The isolation forest is used to calculate an anomaly score for each observation in a data set. This score gives a measure of the normality of each observation based on the data set. To calculate this score, the algorithm isolates the relevant data in a recursive way. It chooses a variable at random and sets a cut-off threshold at random, before evaluating whether this makes it possible to isolate a particular observation.

This type of algorithm is preferable in the case of a large-scale mathematical problem (with a large number of observations and variables).

Operation illustration

In the following example, forest isolation is applied to data that contains two variables (x and y) and a single anomaly (the extreme point that appears in red on the graph).

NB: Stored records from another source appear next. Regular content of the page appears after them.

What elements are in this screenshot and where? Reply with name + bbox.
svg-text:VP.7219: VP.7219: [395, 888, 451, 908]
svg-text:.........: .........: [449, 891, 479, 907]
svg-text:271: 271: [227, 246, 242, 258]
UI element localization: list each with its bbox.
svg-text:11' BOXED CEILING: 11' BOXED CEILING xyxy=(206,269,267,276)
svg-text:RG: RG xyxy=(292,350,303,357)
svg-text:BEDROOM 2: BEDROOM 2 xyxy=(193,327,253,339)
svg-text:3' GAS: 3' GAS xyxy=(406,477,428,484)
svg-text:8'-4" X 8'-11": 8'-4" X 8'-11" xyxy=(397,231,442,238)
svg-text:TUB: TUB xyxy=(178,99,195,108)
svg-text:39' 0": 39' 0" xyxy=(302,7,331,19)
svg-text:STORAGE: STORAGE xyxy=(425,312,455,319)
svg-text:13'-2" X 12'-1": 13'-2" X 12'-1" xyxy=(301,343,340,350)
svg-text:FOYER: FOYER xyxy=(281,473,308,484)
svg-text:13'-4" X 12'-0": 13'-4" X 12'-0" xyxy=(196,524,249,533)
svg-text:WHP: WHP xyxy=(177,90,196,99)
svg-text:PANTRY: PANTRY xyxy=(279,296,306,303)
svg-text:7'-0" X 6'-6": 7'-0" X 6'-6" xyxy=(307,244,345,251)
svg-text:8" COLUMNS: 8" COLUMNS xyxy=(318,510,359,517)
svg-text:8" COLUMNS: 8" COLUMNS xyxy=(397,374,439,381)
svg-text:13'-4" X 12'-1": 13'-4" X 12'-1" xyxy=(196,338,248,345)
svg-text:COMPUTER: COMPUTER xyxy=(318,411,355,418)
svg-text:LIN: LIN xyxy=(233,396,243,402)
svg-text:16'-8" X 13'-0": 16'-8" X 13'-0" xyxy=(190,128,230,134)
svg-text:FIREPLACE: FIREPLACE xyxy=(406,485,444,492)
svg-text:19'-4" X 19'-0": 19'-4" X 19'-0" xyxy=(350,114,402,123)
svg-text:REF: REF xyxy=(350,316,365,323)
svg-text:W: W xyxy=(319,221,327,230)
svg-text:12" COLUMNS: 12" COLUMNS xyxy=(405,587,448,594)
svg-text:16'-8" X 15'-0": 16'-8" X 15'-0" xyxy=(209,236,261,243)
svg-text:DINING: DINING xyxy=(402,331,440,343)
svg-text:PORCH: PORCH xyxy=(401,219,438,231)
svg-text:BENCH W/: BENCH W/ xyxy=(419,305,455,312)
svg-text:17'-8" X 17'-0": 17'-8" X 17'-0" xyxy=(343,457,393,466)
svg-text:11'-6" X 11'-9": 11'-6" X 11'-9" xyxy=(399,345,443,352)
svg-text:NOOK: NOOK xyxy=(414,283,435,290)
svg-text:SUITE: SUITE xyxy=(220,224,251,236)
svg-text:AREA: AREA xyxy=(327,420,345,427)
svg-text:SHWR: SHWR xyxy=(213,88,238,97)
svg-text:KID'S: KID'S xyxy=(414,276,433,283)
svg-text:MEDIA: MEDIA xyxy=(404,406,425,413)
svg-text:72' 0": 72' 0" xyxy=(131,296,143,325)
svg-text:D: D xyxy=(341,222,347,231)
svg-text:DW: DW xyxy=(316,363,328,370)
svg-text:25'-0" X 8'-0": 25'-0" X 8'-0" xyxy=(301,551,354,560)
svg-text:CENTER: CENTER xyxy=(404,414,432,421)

Principle of the algorithm

Result : You have understood the idea! In our example, just 3 splits (also known as “separations”) are enough to isolate the sample in red (a supposed anomaly, due to its distance from the other data). However, in the mass of data (i.e. “normal” data), it would have taken perhaps between 100 and 400 splits to isolate a sample.

Remember: the lower the number of splits, the higher the probability that the observed sample is an anomaly.

A forest of trees?

It should be noted that with the random splits process, it is possible to incorrectly isolate a sample from the mass of data (“normal” data). It is unlikely, but it can happen. The solution to overcome this risk of incorrectly isolating a normal sample involves generating several decision trees as estimators. Each of these trees will perform a sequence of random splits. The average of all of the results will then be considered. We can therefore disqualify the few minor errors that can be made by some of these estimators because “the majority will prevail.” Again, ensemble techniques give our results a vital robustness.

Using the algorithm in Python

The sklearn.ensemble.IsolationForest class is used to instantiate a forest isolation model.

Implementation of the isolation forest algorithm

The result is conclusive: the algorithm has understood that there is an outlying point (an anomaly) in the data.

Note that in the implementation of sklearn, the threshold of points to be considered as abnormal is defined by the contamination rate. In our example, the rate of contamination is equal to 0.01 (i.e. 1%). Our data is therefore considered to contain 1% anomalies.

To summarise…

These first three chapters have been devoted to algorithms based on decision trees. These algorithms are widely used, and are extremely effective for solving data problems.

By the way, if you are hoping to work as a data scientist, it is highly likely that interviewers will ask you to describe how one of these algorithms works.

The anomaly score for each observation depends on the “contamination” parameter, which is set during the training phase. This implies that even before constructing the machine learning model, it is essential to have a good idea of the percentage of abnormal data.